Go: The Overachiever

Go is like that student who finishes the exam in 10 minutes and still gets full marks. It’s compiled, so it talks to the machine directly without an interpreter whispering in its ear.

Then it has goroutines. Think of them as mini threads that are so lightweight you can spin up thousands without the CPU breaking a sweat. Go’s runtime scheduler then plays Tetris with these goroutines, packing them efficiently onto actual CPU cores.

Result? Concurrency feels effortless and performance stays sharp.

Ruby: The Poet with a Lock

Ruby, on the other hand, is more like a poet. It doesn’t rush. It wants every line of code to read like a sentence. The downside? Ruby MRI has a Global Interpreter Lock. Imagine a poetry slam where only one poet can speak at a time, even though the stage has four microphones. That’s Ruby threads.

Yes, Ruby threads are real OS threads. But the GIL makes them take turns like kids waiting for the swing. This keeps memory safe but kills true parallel execution for CPU-heavy tasks.

Can’t We Just Remove the GIL?

In theory, yes. In practice, that’s like removing the brakes from a car. Technically faster, but now you’re doomed at the first turn. Without the GIL, every Ruby object would need its own locks and guards. The language would get messy and possibly slower overall.

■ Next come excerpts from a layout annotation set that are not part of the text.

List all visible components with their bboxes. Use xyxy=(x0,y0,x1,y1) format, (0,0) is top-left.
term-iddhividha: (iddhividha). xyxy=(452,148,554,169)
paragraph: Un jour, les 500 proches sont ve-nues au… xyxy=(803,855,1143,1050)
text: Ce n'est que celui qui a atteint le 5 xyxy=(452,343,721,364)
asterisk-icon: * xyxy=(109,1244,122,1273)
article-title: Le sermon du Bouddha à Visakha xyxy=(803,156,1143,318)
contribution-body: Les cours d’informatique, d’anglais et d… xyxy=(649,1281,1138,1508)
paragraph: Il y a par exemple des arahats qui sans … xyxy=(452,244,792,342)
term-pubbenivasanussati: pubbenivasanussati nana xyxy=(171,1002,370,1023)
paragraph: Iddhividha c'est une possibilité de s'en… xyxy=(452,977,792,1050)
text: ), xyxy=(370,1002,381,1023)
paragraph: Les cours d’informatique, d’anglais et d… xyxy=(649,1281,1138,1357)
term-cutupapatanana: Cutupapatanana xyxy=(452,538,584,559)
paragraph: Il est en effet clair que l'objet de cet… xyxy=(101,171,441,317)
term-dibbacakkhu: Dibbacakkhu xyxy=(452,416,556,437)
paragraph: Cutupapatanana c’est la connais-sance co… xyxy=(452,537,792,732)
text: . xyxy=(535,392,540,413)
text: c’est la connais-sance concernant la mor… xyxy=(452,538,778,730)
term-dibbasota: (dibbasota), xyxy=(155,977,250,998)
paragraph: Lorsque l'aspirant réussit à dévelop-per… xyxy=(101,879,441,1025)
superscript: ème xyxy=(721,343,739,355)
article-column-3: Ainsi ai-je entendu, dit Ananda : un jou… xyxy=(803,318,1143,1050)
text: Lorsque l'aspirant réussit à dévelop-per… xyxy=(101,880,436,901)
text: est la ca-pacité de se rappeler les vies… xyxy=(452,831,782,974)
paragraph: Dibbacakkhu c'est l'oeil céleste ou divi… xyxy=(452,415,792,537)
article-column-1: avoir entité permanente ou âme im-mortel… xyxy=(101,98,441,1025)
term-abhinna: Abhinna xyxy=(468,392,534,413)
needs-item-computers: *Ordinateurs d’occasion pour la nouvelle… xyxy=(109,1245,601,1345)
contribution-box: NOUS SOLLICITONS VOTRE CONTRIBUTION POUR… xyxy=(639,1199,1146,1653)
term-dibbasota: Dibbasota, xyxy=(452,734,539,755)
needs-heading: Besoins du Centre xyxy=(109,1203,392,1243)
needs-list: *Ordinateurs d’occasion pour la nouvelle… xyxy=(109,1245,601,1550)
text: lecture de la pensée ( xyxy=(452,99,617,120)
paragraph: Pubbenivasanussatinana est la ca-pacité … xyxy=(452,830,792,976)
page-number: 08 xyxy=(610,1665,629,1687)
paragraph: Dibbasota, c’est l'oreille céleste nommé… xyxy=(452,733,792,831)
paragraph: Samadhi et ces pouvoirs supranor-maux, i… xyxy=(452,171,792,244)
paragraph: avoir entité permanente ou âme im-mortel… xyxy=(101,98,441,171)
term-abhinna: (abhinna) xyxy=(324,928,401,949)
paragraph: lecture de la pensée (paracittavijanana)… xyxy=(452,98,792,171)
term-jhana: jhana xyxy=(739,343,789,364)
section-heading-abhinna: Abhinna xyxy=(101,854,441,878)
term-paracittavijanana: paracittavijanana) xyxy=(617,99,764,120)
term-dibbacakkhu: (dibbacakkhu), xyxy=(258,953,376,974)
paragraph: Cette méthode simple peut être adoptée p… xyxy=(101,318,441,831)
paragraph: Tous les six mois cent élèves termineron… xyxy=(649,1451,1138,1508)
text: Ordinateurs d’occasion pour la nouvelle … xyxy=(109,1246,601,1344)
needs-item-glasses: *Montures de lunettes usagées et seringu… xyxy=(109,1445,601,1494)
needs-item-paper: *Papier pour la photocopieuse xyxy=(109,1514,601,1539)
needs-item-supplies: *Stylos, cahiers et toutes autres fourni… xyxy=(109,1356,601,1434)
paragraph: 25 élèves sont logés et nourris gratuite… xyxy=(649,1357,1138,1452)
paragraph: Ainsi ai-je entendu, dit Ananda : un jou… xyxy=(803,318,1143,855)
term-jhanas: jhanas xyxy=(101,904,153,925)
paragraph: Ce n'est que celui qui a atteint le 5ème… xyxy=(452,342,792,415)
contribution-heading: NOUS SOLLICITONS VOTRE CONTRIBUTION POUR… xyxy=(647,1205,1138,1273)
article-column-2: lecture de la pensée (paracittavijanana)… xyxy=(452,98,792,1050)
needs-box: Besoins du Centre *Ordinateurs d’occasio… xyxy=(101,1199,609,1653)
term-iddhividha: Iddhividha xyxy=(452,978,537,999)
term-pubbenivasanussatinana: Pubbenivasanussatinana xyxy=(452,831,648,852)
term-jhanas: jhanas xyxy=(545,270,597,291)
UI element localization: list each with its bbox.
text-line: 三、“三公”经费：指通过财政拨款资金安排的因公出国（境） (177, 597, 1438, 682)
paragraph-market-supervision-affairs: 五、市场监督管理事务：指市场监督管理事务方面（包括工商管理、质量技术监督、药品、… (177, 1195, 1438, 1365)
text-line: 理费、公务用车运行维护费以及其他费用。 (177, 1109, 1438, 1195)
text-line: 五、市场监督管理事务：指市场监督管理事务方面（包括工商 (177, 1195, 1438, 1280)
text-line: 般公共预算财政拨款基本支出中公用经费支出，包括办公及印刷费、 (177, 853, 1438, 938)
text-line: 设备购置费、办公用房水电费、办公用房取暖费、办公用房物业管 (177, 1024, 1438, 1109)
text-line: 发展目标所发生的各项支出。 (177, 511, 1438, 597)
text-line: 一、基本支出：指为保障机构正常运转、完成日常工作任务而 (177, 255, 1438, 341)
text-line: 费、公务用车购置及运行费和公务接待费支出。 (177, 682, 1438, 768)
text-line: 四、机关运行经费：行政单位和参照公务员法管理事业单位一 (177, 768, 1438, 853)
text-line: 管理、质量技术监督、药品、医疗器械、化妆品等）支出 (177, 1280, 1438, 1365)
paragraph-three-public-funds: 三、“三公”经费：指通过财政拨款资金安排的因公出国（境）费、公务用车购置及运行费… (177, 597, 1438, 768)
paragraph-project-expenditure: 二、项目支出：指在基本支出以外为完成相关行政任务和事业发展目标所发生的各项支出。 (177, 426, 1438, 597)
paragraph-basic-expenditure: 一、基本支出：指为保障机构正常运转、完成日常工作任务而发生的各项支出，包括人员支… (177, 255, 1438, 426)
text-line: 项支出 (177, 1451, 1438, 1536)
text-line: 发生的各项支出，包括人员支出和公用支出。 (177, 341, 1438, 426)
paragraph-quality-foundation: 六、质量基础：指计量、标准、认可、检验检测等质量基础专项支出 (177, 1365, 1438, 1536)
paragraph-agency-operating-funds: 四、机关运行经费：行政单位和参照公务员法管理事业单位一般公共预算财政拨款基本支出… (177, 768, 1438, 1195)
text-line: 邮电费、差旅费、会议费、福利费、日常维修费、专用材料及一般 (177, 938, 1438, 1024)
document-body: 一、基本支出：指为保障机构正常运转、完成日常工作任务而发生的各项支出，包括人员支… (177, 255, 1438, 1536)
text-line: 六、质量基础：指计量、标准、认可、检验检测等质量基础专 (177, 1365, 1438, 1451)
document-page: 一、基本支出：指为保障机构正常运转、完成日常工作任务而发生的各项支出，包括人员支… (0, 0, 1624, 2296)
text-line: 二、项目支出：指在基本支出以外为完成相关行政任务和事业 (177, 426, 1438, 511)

Go never had this problem because it was built for concurrency from day one. Ruby wasn’t. Ruby was built for happiness, not race conditions.

Enter JRuby and TruffleRuby

Not all Ruby interpreters are created equal. JRuby runs on the JVM, which means it can use real parallel threads and borrow decades of Java optimizations. TruffleRuby runs on GraalVM and takes performance seriously. It skips the GIL, uses JIT compilation, and after a warmup period can sometimes outrun MRI by miles.

But here’s the catch: not every gem plays nice with these alternative Rubies. Especially gems with C extensions. And web servers that boot fast might not benefit from the “wait for warmup” model.

So Where Does Ruby Shine?

Ruby doesn’t need to beat Go at its own game. Ruby shines at making developers happy. Rails still gets apps to production faster than almost anything else. Most web apps are I/O bound, waiting on databases and APIs, not CPU math. And when you need raw speed for things like embeddings, vector search, or machine learning, you can always let Go or Rust do the heavy lifting while Ruby orchestrates.

Think of Ruby as the chef who designs the menu, takes the orders, and keeps everyone smiling. Go and Rust? They’re the ones in the back kitchen, chopping onions at lightning speed.

The Takeaway

Go feels like a rocket. Ruby feels like a cozy couch. One gets you places fast, the other makes the journey enjoyable. Instead of trying to make Ruby into Go, maybe the real win is letting each do what it does best.

And hey, sometimes after a long day of rockets and goroutines, there’s nothing better than sinking into Ruby’s cozy couch.